If you have multiple variables and you would like to run correlations on all of them (pairwise correlations), you can do this in the AURIN portal. It is important to understand that while correlation matrix can show how much one variable changes with another variable, this does not necessarily mean that change in one is causing the change in the other – the basis of the well worn phrase of “Correlation doesn’t imply causation”. There are many things that correlate with each other because they are both caused by another variable. In other instances there are things that correlate with each other for no other reason than by chance alone (check out Spurious Correlations for some really interesting ones!) so be wary of drawing conclusions based on correlations. Still – they are often statistically significant associations which can warrant further investigation and hypothesising.

Inputs

Open the Correlation inputs box

[Analyse your Data > Tools > Statistical Analysis > Correlation]
correlationinputs

[Click to Enlarge]

The key parameter inputs are explained below:

Name: Enter the name of your correlation

Correlation Dataset Input: Enter which dataset you’d like to run the correlation on

Correlation Column Input Variable Name:  This is where you enter the variables that you’d like to include in the correlation matrix. Try to remember to only include variables that are meaningful (i.e. don’t include unit area identification codes!)

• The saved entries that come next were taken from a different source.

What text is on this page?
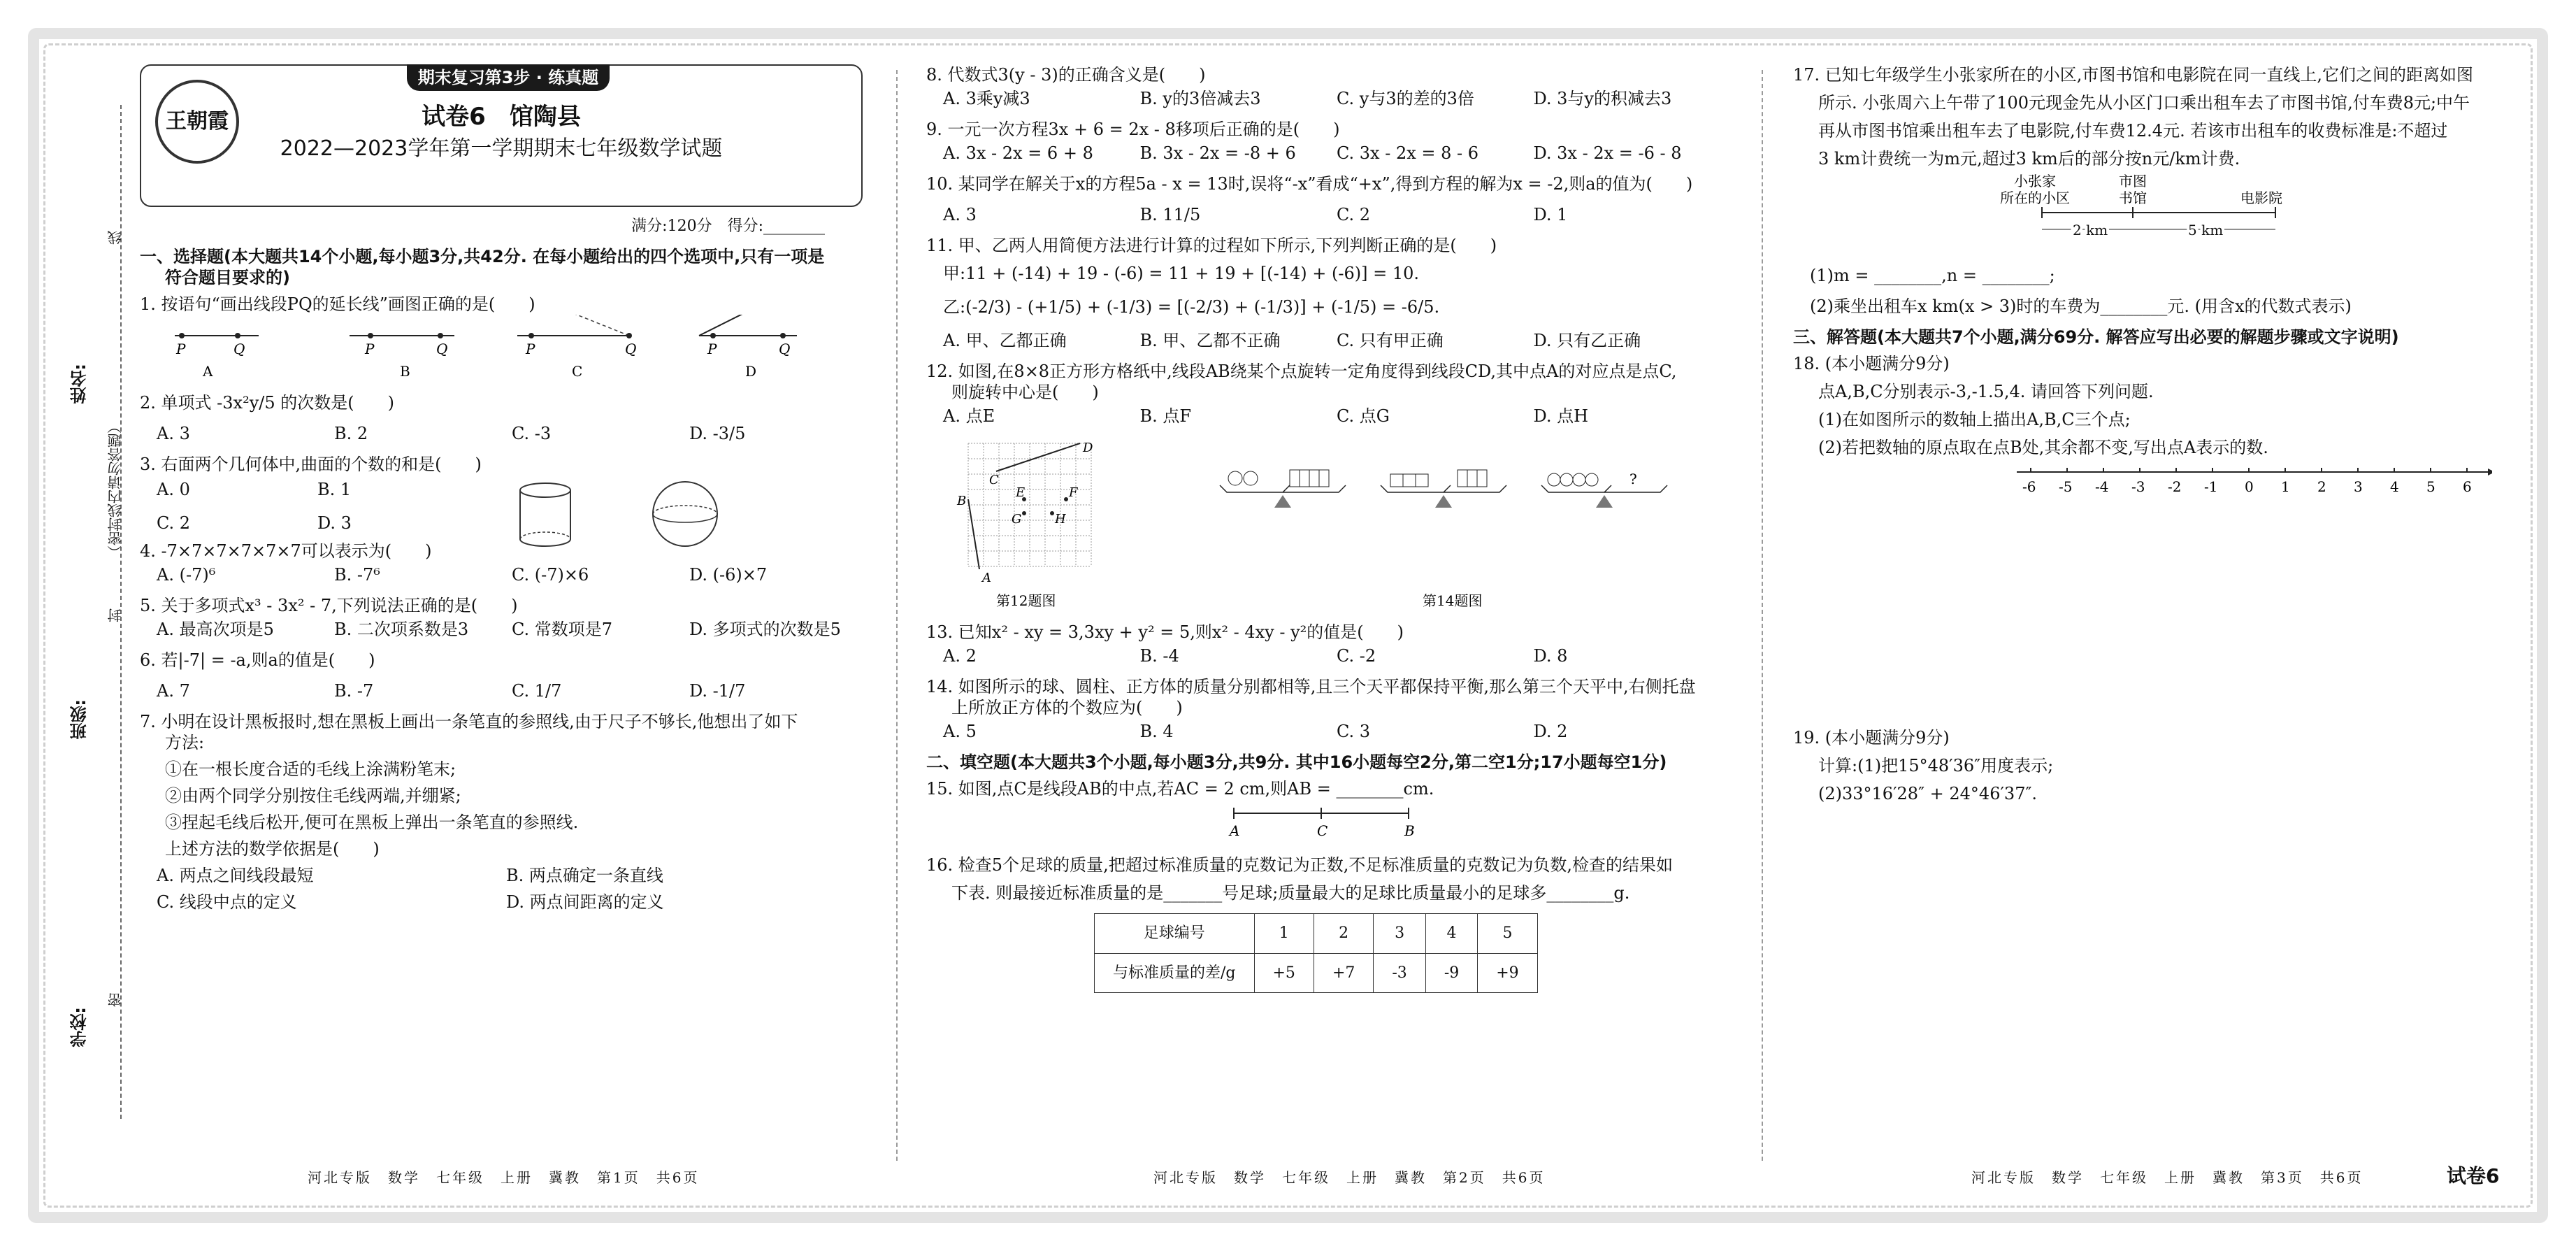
姓名:
班级:
学校:
线
（密封线内请勿答题）
封
密
期末复习第3步 · 练真题
王朝霞	试卷6　馆陶县
2022—2023学年第一学期期末七年级数学试题
满分:120分　得分:________
一、选择题(本大题共14个小题,每小题3分,共42分. 在每小题给出的四个选项中,只有一项是
符合题目要求的)
1. 按语句“画出线段PQ的延长线”画图正确的是(　　)
P	Q
A
P	Q
B
P	Q
C
P	Q
D
2. 单项式 -3x²y/5 的次数是(　　)
A. 3	B. 2	C. -3	D. -3/5
3. 右面两个几何体中,曲面的个数的和是(　　)
A. 0	B. 1
C. 2	D. 3
4. -7×7×7×7×7×7可以表示为(　　)
A. (-7)⁶	B. -7⁶	C. (-7)×6	D. (-6)×7
5. 关于多项式x³ - 3x² - 7,下列说法正确的是(　　)
A. 最高次项是5	B. 二次项系数是3	C. 常数项是7	D. 多项式的次数是5
6. 若|-7| = -a,则a的值是(　　)
A. 7	B. -7	C. 1/7	D. -1/7
7. 小明在设计黑板报时,想在黑板上画出一条笔直的参照线,由于尺子不够长,他想出了如下
方法:
①在一根长度合适的毛线上涂满粉笔末;
②由两个同学分别按住毛线两端,并绷紧;
③捏起毛线后松开,便可在黑板上弹出一条笔直的参照线.
上述方法的数学依据是(　　)
A. 两点之间线段最短	B. 两点确定一条直线
C. 线段中点的定义	D. 两点间距离的定义
8. 代数式3(y - 3)的正确含义是(　　)
A. 3乘y减3	B. y的3倍减去3	C. y与3的差的3倍	D. 3与y的积减去3
9. 一元一次方程3x + 6 = 2x - 8移项后正确的是(　　)
A. 3x - 2x = 6 + 8	B. 3x - 2x = -8 + 6	C. 3x - 2x = 8 - 6	D. 3x - 2x = -6 - 8
10. 某同学在解关于x的方程5a - x = 13时,误将“-x”看成“+x”,得到方程的解为x = -2,则a的值为(　　)
A. 3	B. 11/5	C. 2	D. 1
11. 甲、乙两人用简便方法进行计算的过程如下所示,下列判断正确的是(　　)
甲:11 + (-14) + 19 - (-6) = 11 + 19 + [(-14) + (-6)] = 10.
乙:(-2/3) - (+1/5) + (-1/3) = [(-2/3) + (-1/3)] + (-1/5) = -6/5.
A. 甲、乙都正确	B. 甲、乙都不正确	C. 只有甲正确	D. 只有乙正确
12. 如图,在8×8正方形方格纸中,线段AB绕某个点旋转一定角度得到线段CD,其中点A的对应点是点C,
则旋转中心是(　　)
A. 点E	B. 点F	C. 点G	D. 点H
A
B
C
D
E	F
G	H
第12题图
?
第14题图
13. 已知x² - xy = 3,3xy + y² = 5,则x² - 4xy - y²的值是(　　)
A. 2	B. -4	C. -2	D. 8
14. 如图所示的球、圆柱、正方体的质量分别都相等,且三个天平都保持平衡,那么第三个天平中,右侧托盘
上所放正方体的个数应为(　　)
A. 5	B. 4	C. 3	D. 2
二、填空题(本大题共3个小题,每小题3分,共9分. 其中16小题每空2分,第二空1分;17小题每空1分)
15. 如图,点C是线段AB的中点,若AC = 2 cm,则AB = ________cm.
A	C	B
16. 检查5个足球的质量,把超过标准质量的克数记为正数,不足标准质量的克数记为负数,检查的结果如
下表. 则最接近标准质量的是_______号足球;质量最大的足球比质量最小的足球多________g.
足球编号	1	2	3	4	5
与标准质量的差/g	+5	+7	-3	-9	+9
17. 已知七年级学生小张家所在的小区,市图书馆和电影院在同一直线上,它们之间的距离如图
所示. 小张周六上午带了100元现金先从小区门口乘出租车去了市图书馆,付车费8元;中午
再从市图书馆乘出租车去了电影院,付车费12.4元. 若该市出租车的收费标准是:不超过
3 km计费统一为m元,超过3 km后的部分按n元/km计费.
小张家
所在的小区
市图
书馆	电影院
2 km	5 km
(1)m = ________,n = ________;
(2)乘坐出租车x km(x > 3)时的车费为________元. (用含x的代数式表示)
三、解答题(本大题共7个小题,满分69分. 解答应写出必要的解题步骤或文字说明)
18. (本小题满分9分)
点A,B,C分别表示-3,-1.5,4. 请回答下列问题.
(1)在如图所示的数轴上描出A,B,C三个点;
(2)若把数轴的原点取在点B处,其余都不变,写出点A表示的数.
-6 -5 -4 -3 -2 -1 0 1 2 3 4 5 6
19. (本小题满分9分)
计算:(1)把15°48′36″用度表示;
(2)33°16′28″ + 24°46′37″.
河北专版　数学　七年级　上册　冀教　第1页　共6页	河北专版　数学　七年级　上册　冀教　第2页　共6页	河北专版　数学　七年级　上册　冀教　第3页　共6页	试卷6
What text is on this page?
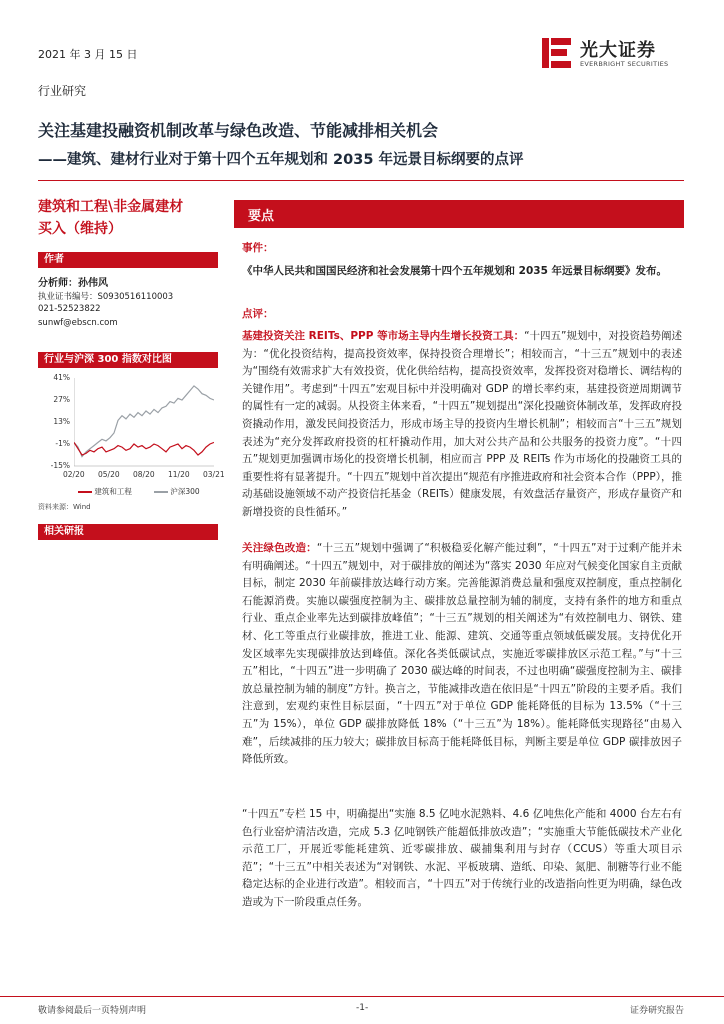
2021 年 3 月 15 日
行业研究
光大证券
EVERBRIGHT SECURITIES
关注基建投融资机制改革与绿色改造、节能减排相关机会
——建筑、建材行业对于第十四个五年规划和 2035 年远景目标纲要的点评
建筑和工程\非金属建材
买入（维持）
作者
分析师：孙伟风
执业证书编号：S0930516110003
021-52523822
sunwf@ebscn.com
行业与沪深 300 指数对比图
41%
27%
13%
-1%
-15%
02/20 05/20 08/20 11/20 03/21
建筑和工程	沪深300
资料来源：Wind
相关研报
要点
事件：
《中华人民共和国国民经济和社会发展第十四个五年规划和 2035 年远景目标纲要》发布。
点评：
基建投资关注 REITs、PPP 等市场主导内生增长投资工具：“十四五”规划中，对投资趋势阐述为：“优化投资结构，提高投资效率，保持投资合理增长”；相较而言，“十三五”规划中的表述为“围绕有效需求扩大有效投资，优化供给结构，提高投资效率，发挥投资对稳增长、调结构的关键作用”。考虑到“十四五”宏观目标中并没明确对 GDP 的增长率约束，基建投资逆周期调节的属性有一定的减弱。从投资主体来看，“十四五”规划提出“深化投融资体制改革，发挥政府投资撬动作用，激发民间投资活力，形成市场主导的投资内生增长机制”；相较而言“十三五”规划表述为“充分发挥政府投资的杠杆撬动作用，加大对公共产品和公共服务的投资力度”。“十四五”规划更加强调市场化的投资增长机制，相应而言 PPP 及 REITs 作为市场化的投融资工具的重要性将有显著提升。“十四五”规划中首次提出“规范有序推进政府和社会资本合作（PPP），推动基础设施领域不动产投资信托基金（REITs）健康发展，有效盘活存量资产，形成存量资产和新增投资的良性循环。”
关注绿色改造：“十三五”规划中强调了“积极稳妥化解产能过剩”，“十四五”对于过剩产能并未有明确阐述。“十四五”规划中，对于碳排放的阐述为“落实 2030 年应对气候变化国家自主贡献目标，制定 2030 年前碳排放达峰行动方案。完善能源消费总量和强度双控制度，重点控制化石能源消费。实施以碳强度控制为主、碳排放总量控制为辅的制度，支持有条件的地方和重点行业、重点企业率先达到碳排放峰值”；“十三五”规划的相关阐述为“有效控制电力、钢铁、建材、化工等重点行业碳排放，推进工业、能源、建筑、交通等重点领域低碳发展。支持优化开发区域率先实现碳排放达到峰值。深化各类低碳试点，实施近零碳排放区示范工程。”与“十三五”相比，“十四五”进一步明确了 2030 碳达峰的时间表，不过也明确“碳强度控制为主、碳排放总量控制为辅的制度”方针。换言之，节能减排改造在依旧是“十四五”阶段的主要矛盾。我们注意到，宏观约束性目标层面，“十四五”对于单位 GDP 能耗降低的目标为 13.5%（“十三五”为 15%），单位 GDP 碳排放降低 18%（“十三五”为 18%）。能耗降低实现路径“由易入难”，后续减排的压力较大；碳排放目标高于能耗降低目标，判断主要是单位 GDP 碳排放因子降低所致。
“十四五”专栏 15 中，明确提出“实施 8.5 亿吨水泥熟料、4.6 亿吨焦化产能和 4000 台左右有色行业窑炉清洁改造，完成 5.3 亿吨钢铁产能超低排放改造”；“实施重大节能低碳技术产业化示范工厂，开展近零能耗建筑、近零碳排放、碳捕集利用与封存（CCUS）等重大项目示范”；“十三五”中相关表述为“对钢铁、水泥、平板玻璃、造纸、印染、氮肥、制糖等行业不能稳定达标的企业进行改造”。相较而言，“十四五”对于传统行业的改造指向性更为明确，绿色改造或为下一阶段重点任务。
敬请参阅最后一页特别声明	-1-	证券研究报告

Correlation Use: This allows you to select rows from the dataset where either

  1. everything is used
  2. all.obs – all observations are used
  3. complete.obs – where rows are only included where they have a value for all of the attributes
  4. na.or.complete – where rows either have a value or a null value
  5. pairwise.complete.obs – rows are included for each of the pairwise comparisons where they have a value for those attributes

Once you have entered the parameters add the tool, open it under Analyse your data and execute it

[Add Tools > Analyse your data > Show/Hide > Execute]

Outputs

Once you have run the correlation, open the outputs. The output window is a text file, tab delimited so may be quite difficult to read. The easiest thing to do is to copy and paste the outputs into a spreadsheet like excel, and the columns should automatically align. It should look something like this:

correlationoutput

[Click to Enlarge]

 

It’s important to realise that the correlation matrix is doubled, that is, the values of the first column top to bottom are identical to the values of the first row left to right – you only need to look at either the bottom left or top right halves of your matrix.